Le fait que les ordres puissent être donnés en secret crée également de l’incertitude et de la confusion pour les entreprises qui tentent de se conformer à la loi, car les décisions réglementaires sont publiques, alors que les ordres de sécurité ne le sont pas. Selon le mémoire de l’Association canadienne des libertés civiles, cela « [...] menace l’intégrité et l’accessibilité des cadres réglementaires du Canada et rend les règles relatives à la sécurité actuellement en vigueur inconnues du public ».
Les organismes de défense des libertés civiles s’inquiètent également de l’absence de responsabilité dans le projet de loi C-26, même s’il a été amendé pour que le Comité des parlementaires sur la sécurité nationale et le renseignement et l’Office de surveillance des activités en matière de sécurité nationale et de renseignement soient désormais avisés lorsqu’un ordre confidentiel est donné. Un mémoire mis à jour de l’Association canadienne des libertés civiles souligne en particulier que le Centre de la sécurité des télécommunications Canada a refusé à maintes reprises dans le passé de se conformer aux directives de l’Office de surveillance des activités en matière de sécurité nationale et de renseignement. L’Association canadienne des libertés civiles a écrit ceci :
Dans son libellé actuel, le projet de loi C-26 risque de perpétuer une situation où le Centre de la sécurité des télécommunications interprète ses mandats— maintenant surchargés de renseignements personnels sur un nombre encore plus grand de Canadiens — d’une manière qui a été jugée non conforme à la Loi sur la protection des renseignements personnels par son l’organisme de révision. Le Sénat a le rôle et l’obligation d’empêcher une telle mauvaise manipulation des informations souvent les plus sensibles des Canadiens, surtout si l’on tient compte du fait que le Centre de la sécurité des télécommunications a toujours refusé de coopérer avec ses organismes d’examen.
Une autre préoccupation concernant la partie 2 du projet de loi C-26 est le fait qu’elle permet au Centre de la sécurité des télécommunications d’utiliser les données des organisations qui détiennent les renseignements personnels les plus sensibles des Canadiens, y compris les banques, les fournisseurs de services de télécommunications et les agences de transport en commun. Le Centre de la sécurité des télécommunications ne serait pas limité à utiliser ces renseignements uniquement aux fins de son mandat en matière de cybersécurité. En effet, les renseignements pourraient être communiqués à ses partenaires internationaux pour la production de renseignement électromagnétique ou de renseignement étranger.

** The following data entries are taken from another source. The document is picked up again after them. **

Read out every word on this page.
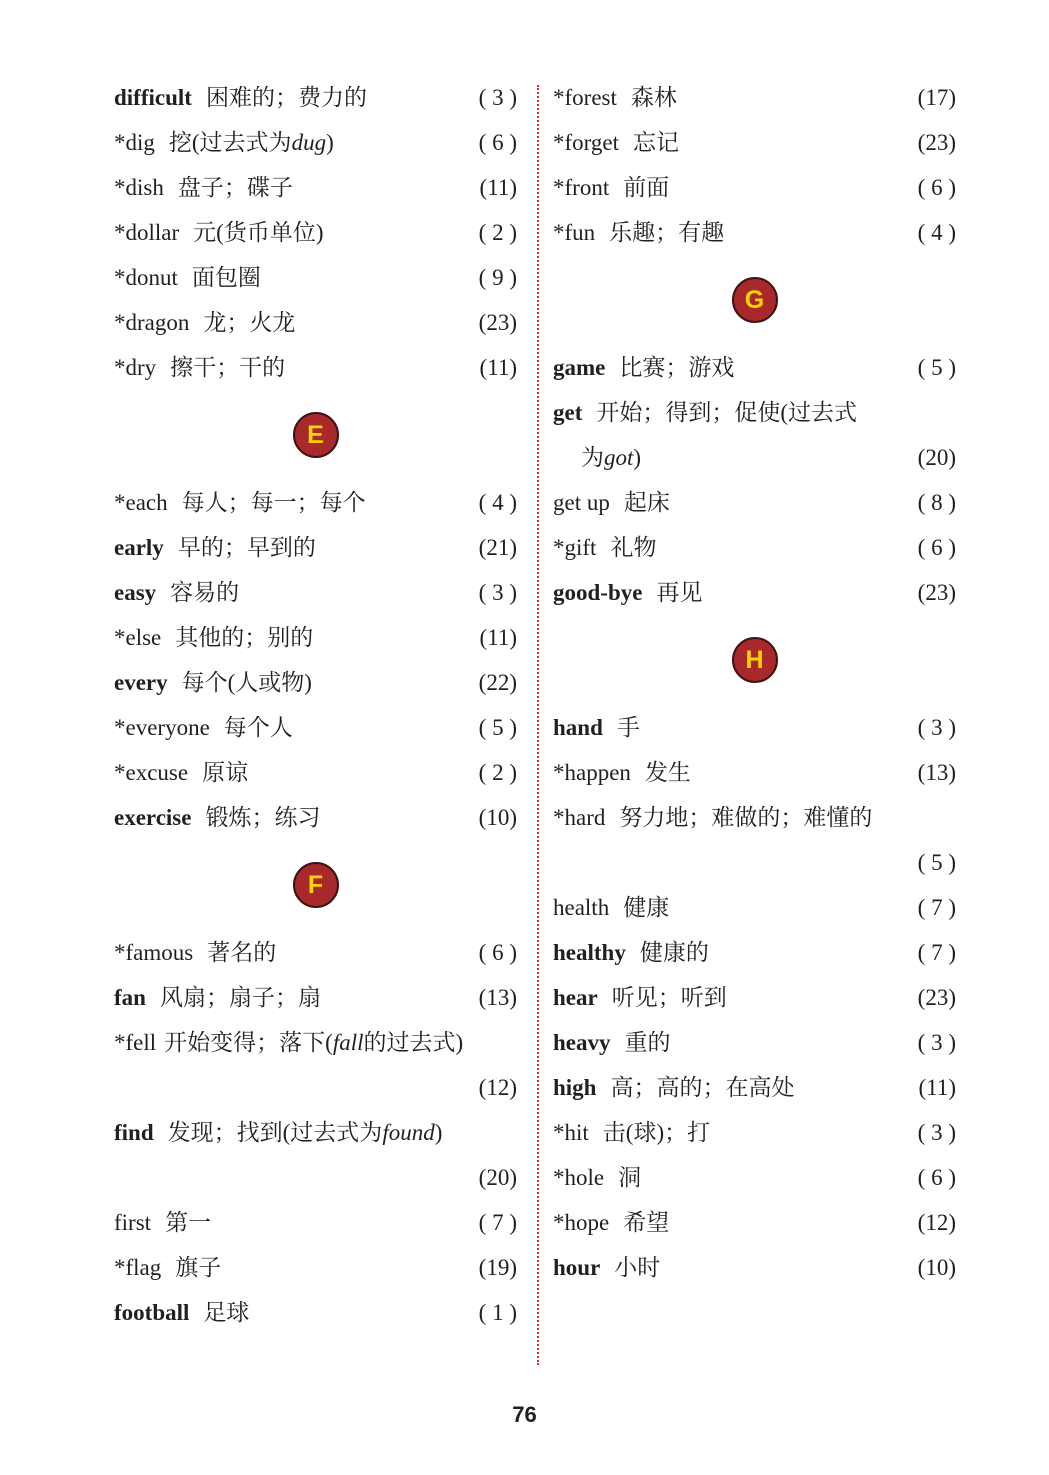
difficult 困难的；费力的	( 3 )
*dig 挖(过去式为dug)	( 6 )
*dish 盘子；碟子	(11)
*dollar 元(货币单位)	( 2 )
*donut 面包圈	( 9 )
*dragon 龙；火龙	(23)
*dry 擦干；干的	(11)
E
*each 每人；每一；每个	( 4 )
early 早的；早到的	(21)
easy 容易的	( 3 )
*else 其他的；别的	(11)
every 每个(人或物)	(22)
*everyone 每个人	( 5 )
*excuse 原谅	( 2 )
exercise 锻炼；练习	(10)
F
*famous 著名的	( 6 )
fan 风扇；扇子；扇	(13)
*fell 开始变得；落下(fall的过去式)
(12)
find 发现；找到(过去式为found)
(20)
first 第一	( 7 )
*flag 旗子	(19)
football 足球	( 1 )
*forest 森林	(17)
*forget 忘记	(23)
*front 前面	( 6 )
*fun 乐趣；有趣	( 4 )
G
game 比赛；游戏	( 5 )
get 开始；得到；促使(过去式
为got)	(20)
get up 起床	( 8 )
*gift 礼物	( 6 )
good-bye 再见	(23)
H
hand 手	( 3 )
*happen 发生	(13)
*hard 努力地；难做的；难懂的
( 5 )
health 健康	( 7 )
healthy 健康的	( 7 )
hear 听见；听到	(23)
heavy 重的	( 3 )
high 高；高的；在高处	(11)
*hit 击(球)；打	( 3 )
*hole 洞	( 6 )
*hope 希望	(12)
hour 小时	(10)
76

Comme l’a dit l’Association canadienne des libertés civiles : « Bien que nos alliances soient importantes, les renseignements personnels des Canadiens ne devraient pas servir de monnaie d’échange pour maintenir ces relations. »
De plus, une telle utilisation ne ferait l’objet d’une surveillance qu’après coup, et non au moment où elle se produit.
En conclusion, le projet de loi C-26 se fait attendre depuis longtemps, mais il reste encore beaucoup à faire. D’importantes préoccupations subsistent concernant des questions fondamentales, comme le droit à la vie privée des Canadiens, les répercussions financières pour les entreprises et le respect de nos normes démocratiques, notamment des tribunaux ouverts et l’équité devant la loi. Il est primordial de protéger les cyberinfrastructures essentielles du Canada, mais il est tout aussi primordial de protéger les libertés civiles et les droits des Canadiens. J’attends avec impatience l’étude approfondie de ce projet de loi par le comité afin que nous puissions examiner plus en détail ces questions complexes et essayer de trouver un juste équilibre entre ces priorités concurrentes. Merci.
Vous plaît-il, honorables sénateurs, d’adopter la motion?
Des voix : D’accord.
Une voix : Avec dissidence.
(La motion est adoptée et le projet de loi est lu pour la deuxième fois, avec dissidence.)